In sum, every single state’s governor would have to submit a request for emergency aid for the Stafford Act actually to authorize a full-scale national emergency that would apply equally to everyone. Therefore, currently, not only can the states not abridge the right to assemble (yes, I know they already have, practically speaking), neither can the federal government—it is both illegal and unconstitutional.

I would like to end with a personal warning that the Wuhan virus “epidemic” is not quite so much of an existential threat as it appears in media hysteria. Yes, “more than 14,000 people” in the US have the Wuhan virus. That sounds like a scary amount of people, but it is less alarming when you realize, presuming the 2018 US population of about 327 million people, only 0.000043% of the population is affected. Of course, we need to be cautious. My 91-year-old grandmother lives with my family, and I know families who have children with serious auto-immune diseases, so I understand that it can be alarming to know that the Wuhan virus is not fully contained. Hygiene is especially important.

Yet, there have been 34 million cases of the flu in the US this flu season, 350,000 hospitalizations, and 20,000 deaths. Just this flu season! Furthermore, unless children have serious auto-immune diseases, they are far less likely to get the Wuhan virus than the flu—and the flu is far more likely to be deadly to children! No schools were shut down due to flu, no churches closed, no conferences canceled. This seems to be, frankly, an overreaction, due not to a rational examination of past data or a rational assessment of the (unwarranted) damage this could do to the economy, schools, etc., but to an emotional and hyperbolic fear of what could happen in the future.

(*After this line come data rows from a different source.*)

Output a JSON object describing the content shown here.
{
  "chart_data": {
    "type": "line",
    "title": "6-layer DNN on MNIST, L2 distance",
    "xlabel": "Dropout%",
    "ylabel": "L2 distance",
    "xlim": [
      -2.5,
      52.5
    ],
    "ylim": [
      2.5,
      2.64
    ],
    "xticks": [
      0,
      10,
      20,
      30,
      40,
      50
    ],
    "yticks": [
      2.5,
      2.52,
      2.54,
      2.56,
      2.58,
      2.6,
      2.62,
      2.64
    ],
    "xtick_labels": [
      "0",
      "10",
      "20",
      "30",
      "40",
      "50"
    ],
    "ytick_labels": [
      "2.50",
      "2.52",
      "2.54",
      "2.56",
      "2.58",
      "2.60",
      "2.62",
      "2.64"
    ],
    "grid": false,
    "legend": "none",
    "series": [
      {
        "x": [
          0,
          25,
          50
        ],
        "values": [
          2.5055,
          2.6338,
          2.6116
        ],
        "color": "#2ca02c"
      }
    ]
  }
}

As famous 20th-century writer C. S. Lewis would have said in response to our question, “How are we to live in the midst of a coronavirus pandemic? Why, as you would have lived in the sixteenth century when the plague visited London every year, or as you would have lived in a Viking age when raiders from Scandinavia might land and cut your throat any night; or, indeed, as you are already living in an age of cancer … syphilis … motor accidents.” In other words, we should be going to church, school, work, the library, and the movie theater—and if you don’t have a strong enough spine, I believe that Amazon is still shipping.

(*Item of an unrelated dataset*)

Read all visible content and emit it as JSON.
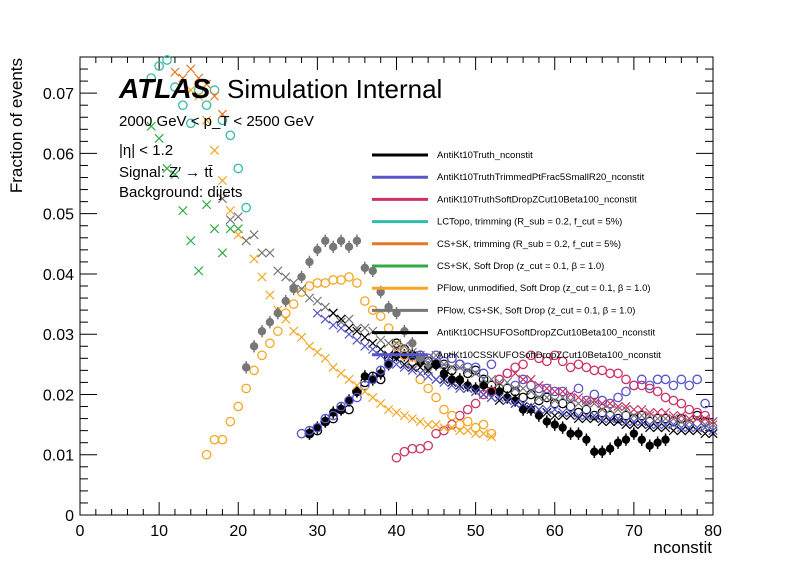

For those of you who have been personally affected by the Wuhan virus, I assure you that I am praying for you every day. But I do not think that we are in a state of national emergency. Even if you disagree with that (and I know that there are experts who do have more information than I), you cannot deny that the intrusive actions being taken and enforced currently, both by state and federal governments, are beyond what is authorized both under the US Constitution and the Stafford Act. And if the government finalizes and enforces its efforts so far to limit or abridge the fundamental, constitutional right to assembly, the American people will know that we really do have a national emergency—we have a violation of fundamental rights and a constitutional crisis on our hands.